Jackie Barry, owner of the Northwick Arms in Worcester, said she felt like the government had pulled the rug out from under her feet.

She has now applied for a licence to sell food which will prove expensive for a pub starved of income.

"They've left us with nothing," she said. “Because we don’t officially serve food, we are being penalised.

“We’ve had no income for months; we still have to pay our rent and we still have to pay our bills the same as everyone else. I don’t understand the rules, it makes no sense to me.

"We might not provide food but we are an independent businesses and we really do support the local community. For a lot of customers, this is their only social interaction.

"Lots of small independent businesses are just going to go to the wall because they just have nowhere to go."

All shops, including non-essential businesses, will be allowed to reopen as will places of worship under tier 2 rules. Weddings can go ahead with 15 guests and 30 people can attend funerals.

Crowds and audiences at indoor entertainment venues and outdoor sports events will be limited to 50 per cent of capacity or 2,000 people outdoors and 1,000 people indoors - whichever is lower.

Grassroots sport can also restart, gyms can re-open and hairdressers and beauty salons will be allowed to open.
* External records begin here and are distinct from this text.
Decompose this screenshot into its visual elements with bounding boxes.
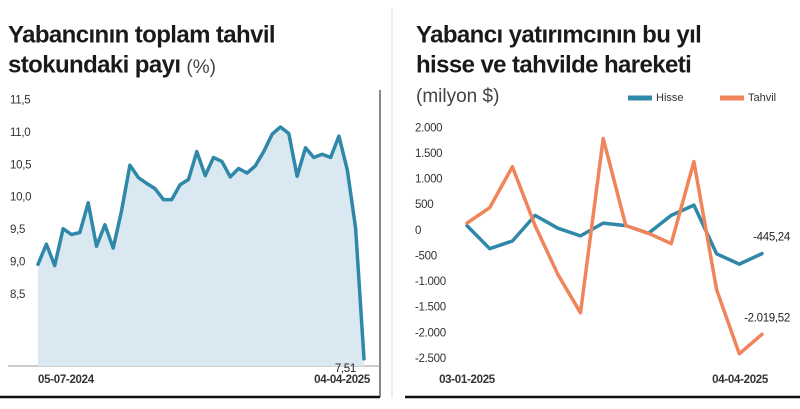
value-label: -2.019,52 [744,312,790,324]
y-tick-label: 11,5 [10,95,30,107]
y-tick-label: 1.500 [415,148,442,160]
chart-title: hisse ve tahvilde hareketi [416,51,691,78]
y-tick-label: 1.000 [415,174,442,186]
area [38,127,364,366]
legend-label: Hisse [656,92,684,104]
value-label: 7,51 [335,363,356,375]
x-tick-label: 05-07-2024 [38,374,95,386]
x-tick-label: 04-04-2025 [314,374,371,386]
y-tick-label: 8,5 [10,289,25,301]
chart-title: Yabancının toplam tahvil [8,21,275,48]
subtitle: (%) [186,57,216,78]
y-tick-label: 10,0 [10,192,31,204]
x-tick-label: 03-01-2025 [439,374,496,386]
line [36,125,366,361]
y-tick-label: 11,0 [10,127,30,139]
legend-label: Tahvil [748,92,776,104]
y-tick-label: -2.000 [415,327,446,339]
y-tick-label: 9,0 [10,256,25,268]
value-label: -445,24 [753,232,791,244]
x-tick-label: 04-04-2025 [712,374,769,386]
chart-title: stokundaki payı [8,51,180,78]
y-tick-label: 2.000 [415,122,442,134]
y-tick-label: -2.500 [415,353,446,365]
y-tick-label: -500 [415,250,437,262]
y-tick-label: -1.500 [415,302,446,314]
chart-title: Yabancı yatırımcının bu yıl [416,21,701,48]
y-tick-label: 0 [415,225,421,237]
subtitle: (milyon $) [416,86,499,107]
line [465,203,764,266]
y-tick-label: 9,5 [10,224,25,236]
y-tick-label: 500 [415,199,433,211]
line [465,136,764,356]
y-tick-label: 10,5 [10,159,31,171]
y-tick-label: -1.000 [415,276,446,288]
Decisions on tiers were based on Public Health recommendations using case detection rate in all ages but particularly in the over-60s; how quickly rates are rising or falling, the number of positive cases and current and projected pressure on the NHS locally.

The Department of Health said Worcestershire had been placed in tier 2 because the number of cases was still too high to be placed in tier 1 and hospital admissions had stabilised enough to reduce the need of being placed in tier 3.

The government says the system will be reviewed fortnightly.